Informasi yang berhasil kita dapat dilapangan pengemudi tersebut merupakan ASN yang ber inisial E berdinas dikesbangpol dengan leluasa melakukan pengisian BBM pertalite bersubsidi pada tangki mobil rombakan milik dia, tanpa ada larangan oleh operator maupun pengawas SPBU 24.372.23
Usai mengisi BBM jenis pertalite bersubsidi, terlihat kembali mengisi di SPBU tersebut, diduga petugas SPBU 24.372.23 yaitu Operator nya bekerja sama dengan para pelangsir BBM subsidi demi mendapatkan keuntungan pribadi.
Para pelaku penyalahgunaan BBM bersubsidi dan pihak SPBU nakal yang diduga telah kongkalikong atau bekerja sama. Meski sudah ada ancaman pidana yang sudah di atur tersebut seolah-olah tidak menjadi efek jera kepada para Pelangsir dan Operator nakal SPBU yang melanggar hukum.
Para tersangka kasus penimbunan BBM bersubsidi dijerat dengan Pasal 55 UU Undang Undang Nomor 22 Tahun 2001 tentang Minyak dan Gas Bumi. Dimana pelaku terancam dipidana penjara paling lama enam tahun dan denda paling banyak Rp 60.000.000.000.
Sedangkan bagi oknum pihak SPBU yang bekerja sama dengan pelaku penyalahgunaan BBM ilegal sehingga pembeli dapat melakukan penimbunan atau penyimpanan tanpa izin, dapat dipidana dengan mengingat Pasal 56 Kitab Undang-Undang Hukum Pidana (KUHP).
Pasal tersebut berbunyi, dipidana sebagai pembantu kejahatan, mereka yang sengaja memberi bantuan pada waktu kejahatan dilakukan yang sengaja memberi kesempatan, sarana atau keterangan untuk melakukan kejahatan.

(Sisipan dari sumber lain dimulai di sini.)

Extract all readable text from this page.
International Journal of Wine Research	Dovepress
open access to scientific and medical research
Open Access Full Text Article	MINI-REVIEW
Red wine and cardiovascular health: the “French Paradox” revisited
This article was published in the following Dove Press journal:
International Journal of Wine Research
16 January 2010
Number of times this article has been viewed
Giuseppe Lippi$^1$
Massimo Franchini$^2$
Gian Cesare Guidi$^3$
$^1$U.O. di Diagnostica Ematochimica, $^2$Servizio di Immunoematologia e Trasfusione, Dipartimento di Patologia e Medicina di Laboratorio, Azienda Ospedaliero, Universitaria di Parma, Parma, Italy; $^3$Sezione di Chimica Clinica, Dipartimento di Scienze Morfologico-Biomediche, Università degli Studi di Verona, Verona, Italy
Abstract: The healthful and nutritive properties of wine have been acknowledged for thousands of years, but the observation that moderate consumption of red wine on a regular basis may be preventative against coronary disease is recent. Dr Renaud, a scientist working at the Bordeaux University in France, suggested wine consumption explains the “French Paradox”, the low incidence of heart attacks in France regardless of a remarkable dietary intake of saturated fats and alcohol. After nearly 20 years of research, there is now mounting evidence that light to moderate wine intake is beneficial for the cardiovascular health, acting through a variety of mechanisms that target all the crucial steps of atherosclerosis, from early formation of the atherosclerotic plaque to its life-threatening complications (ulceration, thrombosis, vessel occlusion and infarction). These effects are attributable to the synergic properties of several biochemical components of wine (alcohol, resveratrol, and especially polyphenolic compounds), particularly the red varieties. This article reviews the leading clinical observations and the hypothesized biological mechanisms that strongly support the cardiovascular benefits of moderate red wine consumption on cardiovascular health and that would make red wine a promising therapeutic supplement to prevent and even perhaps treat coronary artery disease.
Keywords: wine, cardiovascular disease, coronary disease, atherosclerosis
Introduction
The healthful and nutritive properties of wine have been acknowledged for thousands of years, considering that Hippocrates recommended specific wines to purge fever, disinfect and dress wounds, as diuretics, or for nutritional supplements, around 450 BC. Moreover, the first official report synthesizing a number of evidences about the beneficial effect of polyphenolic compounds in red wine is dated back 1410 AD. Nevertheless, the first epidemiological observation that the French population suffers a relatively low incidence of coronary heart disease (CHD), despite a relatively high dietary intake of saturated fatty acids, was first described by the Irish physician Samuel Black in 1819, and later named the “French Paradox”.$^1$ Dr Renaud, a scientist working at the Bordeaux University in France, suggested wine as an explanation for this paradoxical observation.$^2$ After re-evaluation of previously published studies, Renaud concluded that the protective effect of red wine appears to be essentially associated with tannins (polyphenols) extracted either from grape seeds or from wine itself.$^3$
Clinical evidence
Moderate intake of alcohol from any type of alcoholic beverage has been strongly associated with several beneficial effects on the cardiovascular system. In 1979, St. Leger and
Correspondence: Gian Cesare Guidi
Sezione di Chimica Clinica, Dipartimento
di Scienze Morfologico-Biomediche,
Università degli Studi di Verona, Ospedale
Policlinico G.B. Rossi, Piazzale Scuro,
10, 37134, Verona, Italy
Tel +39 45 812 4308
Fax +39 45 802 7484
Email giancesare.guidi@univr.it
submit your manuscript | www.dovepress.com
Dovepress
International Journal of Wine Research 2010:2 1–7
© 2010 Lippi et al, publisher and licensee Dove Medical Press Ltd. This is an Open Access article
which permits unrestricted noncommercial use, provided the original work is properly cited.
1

Berdasarkan uraian tersebut, jika unsur kesengajaan pada pasal di atas terpenuhi, maka pihak SPBU dapat dimintai pertanggungjawaban atas tindak pidana pembantuan.
Mereka dapat dianggap membantu orang lain melakukan penimbunan/penyimpanan/penyelewengan BBM Pertalite yang melanggar hukum.
Jelas dalal hal ini Spbu tersebut dianggap mengabaikan peraturan kementerian Energi’ dan Sumber Daya Mineral ( ESDM )Telah menegaskan bahwa BBM bersubsidi jenis pertalite hanya boleh disalurkan kepada Pengguna langsung bukan untuk di jual Kembali.
Hingga berita ini dipublikasikan team awak media akan terus berupaya mengkonfirmasi pihak-pihak terkait,termasuk pengurus spbu untuk mendapatkan klarifikasi, Terkait permasalahan ini.